Gegen das Urteil des Sozialgerichts Wiesbaden vom 11. Mai 2006, das der Beklagten gegen Empfangsbekenntnis vom 8. Juni 2006 zugestellt worden ist, richtet sich die mit Schriftsatz vom 30. Juni 2006 – eingegangen beim Hessischen Landessozialgericht am 4. Juli 2006 – eingelegte Berufung der Beklagten.

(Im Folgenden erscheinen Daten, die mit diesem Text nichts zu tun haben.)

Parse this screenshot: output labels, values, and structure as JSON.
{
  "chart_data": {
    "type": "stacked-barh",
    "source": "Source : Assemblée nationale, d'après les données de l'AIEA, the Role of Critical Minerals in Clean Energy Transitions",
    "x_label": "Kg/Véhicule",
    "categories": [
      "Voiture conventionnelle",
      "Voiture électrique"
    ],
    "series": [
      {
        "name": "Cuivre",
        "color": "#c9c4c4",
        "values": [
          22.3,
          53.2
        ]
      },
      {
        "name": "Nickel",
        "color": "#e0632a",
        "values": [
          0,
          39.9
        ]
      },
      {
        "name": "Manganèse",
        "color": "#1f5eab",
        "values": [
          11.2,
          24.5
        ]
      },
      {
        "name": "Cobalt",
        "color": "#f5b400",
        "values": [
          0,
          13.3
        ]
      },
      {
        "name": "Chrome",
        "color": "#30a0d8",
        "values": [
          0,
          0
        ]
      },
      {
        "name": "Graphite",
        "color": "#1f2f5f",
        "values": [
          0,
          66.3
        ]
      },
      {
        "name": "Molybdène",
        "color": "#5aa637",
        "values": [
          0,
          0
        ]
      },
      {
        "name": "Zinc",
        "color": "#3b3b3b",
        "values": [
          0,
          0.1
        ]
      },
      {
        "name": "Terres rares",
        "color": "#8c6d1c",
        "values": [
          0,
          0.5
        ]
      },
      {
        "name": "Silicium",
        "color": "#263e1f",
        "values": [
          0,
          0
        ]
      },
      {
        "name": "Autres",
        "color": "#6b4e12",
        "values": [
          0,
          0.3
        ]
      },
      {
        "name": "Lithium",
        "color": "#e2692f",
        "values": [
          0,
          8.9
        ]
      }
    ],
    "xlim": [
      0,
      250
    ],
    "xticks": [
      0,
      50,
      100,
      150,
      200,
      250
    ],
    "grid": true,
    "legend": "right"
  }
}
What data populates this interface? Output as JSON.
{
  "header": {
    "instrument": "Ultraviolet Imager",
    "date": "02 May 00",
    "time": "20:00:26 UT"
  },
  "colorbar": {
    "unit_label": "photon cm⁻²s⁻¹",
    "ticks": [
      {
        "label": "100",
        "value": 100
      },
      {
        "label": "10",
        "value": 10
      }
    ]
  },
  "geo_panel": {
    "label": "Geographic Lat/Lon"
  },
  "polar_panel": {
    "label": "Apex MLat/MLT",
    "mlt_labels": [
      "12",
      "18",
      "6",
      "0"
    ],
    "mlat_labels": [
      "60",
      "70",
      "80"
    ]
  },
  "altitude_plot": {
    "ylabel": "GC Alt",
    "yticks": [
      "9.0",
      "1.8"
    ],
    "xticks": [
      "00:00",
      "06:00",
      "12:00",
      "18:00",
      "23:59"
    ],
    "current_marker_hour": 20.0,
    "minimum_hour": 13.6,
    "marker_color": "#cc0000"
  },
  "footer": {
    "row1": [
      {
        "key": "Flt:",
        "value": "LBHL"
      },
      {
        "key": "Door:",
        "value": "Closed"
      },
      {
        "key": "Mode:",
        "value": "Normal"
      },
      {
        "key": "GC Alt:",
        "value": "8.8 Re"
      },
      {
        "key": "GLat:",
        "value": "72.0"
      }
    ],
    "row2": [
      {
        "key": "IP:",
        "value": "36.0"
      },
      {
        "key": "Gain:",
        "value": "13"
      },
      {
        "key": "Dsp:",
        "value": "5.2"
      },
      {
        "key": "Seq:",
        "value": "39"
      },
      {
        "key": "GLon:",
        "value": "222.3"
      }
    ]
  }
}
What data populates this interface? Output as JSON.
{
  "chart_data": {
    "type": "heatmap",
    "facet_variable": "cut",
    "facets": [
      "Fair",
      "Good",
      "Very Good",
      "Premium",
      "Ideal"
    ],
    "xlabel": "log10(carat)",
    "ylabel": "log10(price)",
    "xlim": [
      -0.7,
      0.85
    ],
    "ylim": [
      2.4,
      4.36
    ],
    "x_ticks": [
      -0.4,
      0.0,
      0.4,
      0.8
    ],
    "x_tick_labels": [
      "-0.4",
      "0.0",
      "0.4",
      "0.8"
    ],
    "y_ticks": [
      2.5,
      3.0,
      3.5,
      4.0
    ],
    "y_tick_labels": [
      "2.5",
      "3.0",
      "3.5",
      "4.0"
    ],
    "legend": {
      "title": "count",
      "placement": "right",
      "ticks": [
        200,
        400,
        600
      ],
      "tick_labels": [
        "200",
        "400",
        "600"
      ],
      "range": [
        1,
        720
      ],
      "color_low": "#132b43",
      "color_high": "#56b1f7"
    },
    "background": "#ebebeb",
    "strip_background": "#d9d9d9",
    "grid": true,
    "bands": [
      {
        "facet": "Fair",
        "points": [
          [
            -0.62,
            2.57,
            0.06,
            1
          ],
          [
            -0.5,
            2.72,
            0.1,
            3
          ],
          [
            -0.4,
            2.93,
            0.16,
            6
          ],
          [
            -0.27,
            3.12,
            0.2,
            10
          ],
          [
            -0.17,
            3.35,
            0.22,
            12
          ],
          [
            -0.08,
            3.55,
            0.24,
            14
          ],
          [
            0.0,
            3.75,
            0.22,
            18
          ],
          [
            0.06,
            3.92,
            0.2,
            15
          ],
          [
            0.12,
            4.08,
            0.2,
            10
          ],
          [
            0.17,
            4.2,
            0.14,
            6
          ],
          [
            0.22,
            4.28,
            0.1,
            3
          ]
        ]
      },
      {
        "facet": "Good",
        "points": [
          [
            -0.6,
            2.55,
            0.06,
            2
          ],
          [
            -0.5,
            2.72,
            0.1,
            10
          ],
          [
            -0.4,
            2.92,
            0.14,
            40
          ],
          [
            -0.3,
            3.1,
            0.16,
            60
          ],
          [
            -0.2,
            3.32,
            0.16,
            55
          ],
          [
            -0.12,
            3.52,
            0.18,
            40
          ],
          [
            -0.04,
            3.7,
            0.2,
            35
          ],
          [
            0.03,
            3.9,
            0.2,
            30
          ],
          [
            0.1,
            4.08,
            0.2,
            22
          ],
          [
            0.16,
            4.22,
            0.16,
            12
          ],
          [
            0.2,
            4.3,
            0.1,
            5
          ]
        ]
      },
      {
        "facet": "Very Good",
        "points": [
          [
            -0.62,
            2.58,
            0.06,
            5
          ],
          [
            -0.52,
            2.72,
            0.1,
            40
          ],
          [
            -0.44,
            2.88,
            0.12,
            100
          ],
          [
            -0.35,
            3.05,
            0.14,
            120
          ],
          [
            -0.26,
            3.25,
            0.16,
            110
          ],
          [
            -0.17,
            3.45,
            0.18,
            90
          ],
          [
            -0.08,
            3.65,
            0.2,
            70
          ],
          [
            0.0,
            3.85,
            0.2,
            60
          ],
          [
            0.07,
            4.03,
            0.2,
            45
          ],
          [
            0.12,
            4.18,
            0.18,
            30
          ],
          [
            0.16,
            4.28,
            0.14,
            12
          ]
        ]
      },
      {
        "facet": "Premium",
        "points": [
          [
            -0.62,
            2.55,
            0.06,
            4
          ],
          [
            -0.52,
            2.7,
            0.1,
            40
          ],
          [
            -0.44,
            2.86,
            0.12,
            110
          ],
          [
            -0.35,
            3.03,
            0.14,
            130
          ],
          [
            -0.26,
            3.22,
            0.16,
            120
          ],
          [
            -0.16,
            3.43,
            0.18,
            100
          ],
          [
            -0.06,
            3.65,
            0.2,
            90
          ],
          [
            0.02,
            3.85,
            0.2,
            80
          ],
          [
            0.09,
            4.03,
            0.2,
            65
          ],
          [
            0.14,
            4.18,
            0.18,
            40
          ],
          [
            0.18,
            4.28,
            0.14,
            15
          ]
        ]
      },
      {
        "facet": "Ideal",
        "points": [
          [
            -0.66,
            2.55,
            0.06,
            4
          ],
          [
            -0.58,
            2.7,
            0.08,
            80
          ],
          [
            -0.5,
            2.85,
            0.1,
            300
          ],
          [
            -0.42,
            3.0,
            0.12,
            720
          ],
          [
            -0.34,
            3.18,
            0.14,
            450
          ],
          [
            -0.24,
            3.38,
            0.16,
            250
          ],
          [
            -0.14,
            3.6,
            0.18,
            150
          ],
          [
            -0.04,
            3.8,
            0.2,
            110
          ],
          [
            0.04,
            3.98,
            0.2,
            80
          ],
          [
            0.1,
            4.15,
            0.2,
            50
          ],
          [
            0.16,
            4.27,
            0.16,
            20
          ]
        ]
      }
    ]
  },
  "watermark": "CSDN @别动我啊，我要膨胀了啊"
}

Sie ist der Auffassung, dass dem Kläger die Rechtswidrigkeit des aufgehobenen Verwaltungsaktes vom 22. April 2002 nur aufgrund grober Fahrlässigkeit nicht bekannt gewesen sei. So sei das "Erkennen müssen" unter Berücksichtigung aller Umstände, insbesondere der Persönlichkeit des Betroffenen und seines Verhaltens zu entscheiden. Dem Kläger sei der Arbeitslosengeldbezug und dessen Höhe bekannt gewesen. Der Bescheid vom 22. April 2002 habe sowohl den Hinweis enthalten, dass Hinzuverdienstgrenzen beim gleichzeitigen Bezug von Rente wegen Berufsunfähigkeit und Sozialleistungen, wie z.B. Arbeitslosengeld I, zu beachten seien, sowie auch die Darstellung, wie sich die Hinzuverdienstgrenzen berechneten. Auch die Ermittlung der Hinzuverdienstgrenzen ab 1. Juli 2001 sei unproblematisch möglich gewesen, da diese dieselbe sei, wie sie auch ab dem 4. April 2002 gegolten habe. Jeder Versicherte habe bei Erhalt eines Rentenbescheides oder anderer Mitteilungen von Versicherungsträgern die Verpflichtung, deren Rechtmäßigkeit soweit zu überprüfen, wie es ihm ohne Spezialkenntnisse sozialrechtlicher Vorschriften möglich sei, was insbesondere dann gelte, wenn Leistungen anderer Leistungsträger bezogen worden seien. Bei einfachsten Gedankenüberlegungen sei für jeden Versicherten erkennbar, dass ein Doppelbezug von Sozialleistungen verschiedener Leistungsträger für den gleichen Zeitraum regelmäßig nicht in Betracht komme bzw. von der Einhaltung bestimmter Hinzuverdienstgrenzen abhängig sei. Dies gelte umso mehr, wenn nicht nur auf die Person des Klägers, sondern auf die seines Bevollmächtigten abgestellt werde. Zu Unrecht sei das Sozialgericht in vorliegendem Fall davon ausgegangen, dass der Kläger bei Erteilung des Bescheides am 22. April 2002 nicht mehr anwaltlich vertreten gewesen sei. Die im Widerspruchsverfahren mit Schriftsatz vom 24. November 2000 im Rahmen einer Anerkennung einer Erwerbsminderungsrente überreichte Vollmacht sei zu keiner Zeit widerrufen worden und habe auch keinerlei Einschränkungen beinhaltet. Vielmehr habe sie ausdrücklich die Entgegennahme von Zustellungen sowie Neben- und Folgeverfahren aller Art umfasst.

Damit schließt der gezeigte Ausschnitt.